The biggest focus at the end of phase 1 is on the simulation-to-real transition of the AI algorithms as the researchers prepare for live-fly aircraft scenarios in late 2021. The transition to the real world is a critical test for most AI algorithms. According to the program manager Colonel Dan “Animal” Javorsek, prior efforts to transition AI to the real world have shown that some AI solutions can be overreliant on the digital artifact in the simulation environment.
When it began last year, the goal of the ACE program was to develop a trusted, scalable, human-level AI-driven autonomy for air combat using human-machine collaborative dogfighting as a challenge problem. In February, ACE algorithm development teams completed the next level of simulated AI dogfights in Scrimmage 1 at the John Hopkins Applied Physics Laboratory.

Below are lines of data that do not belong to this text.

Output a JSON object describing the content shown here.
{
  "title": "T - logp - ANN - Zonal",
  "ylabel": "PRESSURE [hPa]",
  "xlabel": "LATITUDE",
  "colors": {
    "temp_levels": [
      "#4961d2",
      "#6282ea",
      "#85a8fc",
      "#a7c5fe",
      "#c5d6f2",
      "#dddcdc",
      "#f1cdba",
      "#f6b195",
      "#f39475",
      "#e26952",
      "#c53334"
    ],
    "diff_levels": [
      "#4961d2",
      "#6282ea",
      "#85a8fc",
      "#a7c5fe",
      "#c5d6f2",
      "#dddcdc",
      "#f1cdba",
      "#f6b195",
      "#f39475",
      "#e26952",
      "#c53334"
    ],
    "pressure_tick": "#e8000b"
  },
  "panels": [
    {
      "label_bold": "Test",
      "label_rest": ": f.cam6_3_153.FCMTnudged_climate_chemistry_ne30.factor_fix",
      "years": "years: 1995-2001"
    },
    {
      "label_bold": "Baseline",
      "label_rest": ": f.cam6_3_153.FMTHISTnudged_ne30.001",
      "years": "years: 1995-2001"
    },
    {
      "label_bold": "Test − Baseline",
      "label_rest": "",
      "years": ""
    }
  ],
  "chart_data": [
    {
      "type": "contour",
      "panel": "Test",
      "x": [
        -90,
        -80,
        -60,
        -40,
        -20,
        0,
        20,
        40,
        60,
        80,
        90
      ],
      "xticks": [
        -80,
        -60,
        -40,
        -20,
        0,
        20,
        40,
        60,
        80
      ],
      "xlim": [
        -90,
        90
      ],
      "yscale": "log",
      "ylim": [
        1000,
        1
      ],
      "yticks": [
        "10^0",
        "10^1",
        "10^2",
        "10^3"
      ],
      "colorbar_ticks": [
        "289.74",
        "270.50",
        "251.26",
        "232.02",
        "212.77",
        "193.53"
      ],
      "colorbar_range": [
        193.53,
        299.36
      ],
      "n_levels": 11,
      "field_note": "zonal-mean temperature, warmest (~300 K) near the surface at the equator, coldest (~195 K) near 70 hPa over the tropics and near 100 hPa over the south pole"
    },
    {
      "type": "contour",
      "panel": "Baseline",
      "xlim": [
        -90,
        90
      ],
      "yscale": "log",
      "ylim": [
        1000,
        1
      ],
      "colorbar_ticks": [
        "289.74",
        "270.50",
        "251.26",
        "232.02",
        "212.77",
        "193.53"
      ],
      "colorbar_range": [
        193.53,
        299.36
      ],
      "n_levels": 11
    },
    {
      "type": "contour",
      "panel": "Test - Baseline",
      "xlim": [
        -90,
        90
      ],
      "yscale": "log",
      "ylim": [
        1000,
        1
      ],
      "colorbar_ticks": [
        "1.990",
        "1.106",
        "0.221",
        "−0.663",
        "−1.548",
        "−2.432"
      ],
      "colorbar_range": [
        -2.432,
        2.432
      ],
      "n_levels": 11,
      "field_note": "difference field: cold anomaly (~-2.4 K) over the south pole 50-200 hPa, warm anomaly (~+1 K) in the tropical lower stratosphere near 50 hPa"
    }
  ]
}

The team demonstrated 2-v-1 simulated engagements with two friendly blue F-16s fighting as a team against an enemy red aircraft. The contest was the first AI scrimmage that followed the AlphaDogfight Trials introducing more weapons, including a gun and a missile. Another major goal for the ACE program is to measure pilot trust in the AI ability to conduct combat maneuvers with the human pilot focusing on higher-cognitive battle manager decisions. Phase 3 of the program is currently set for late 2023 and 2024 using an L-39 full-scale jet trainer with the AI embedded.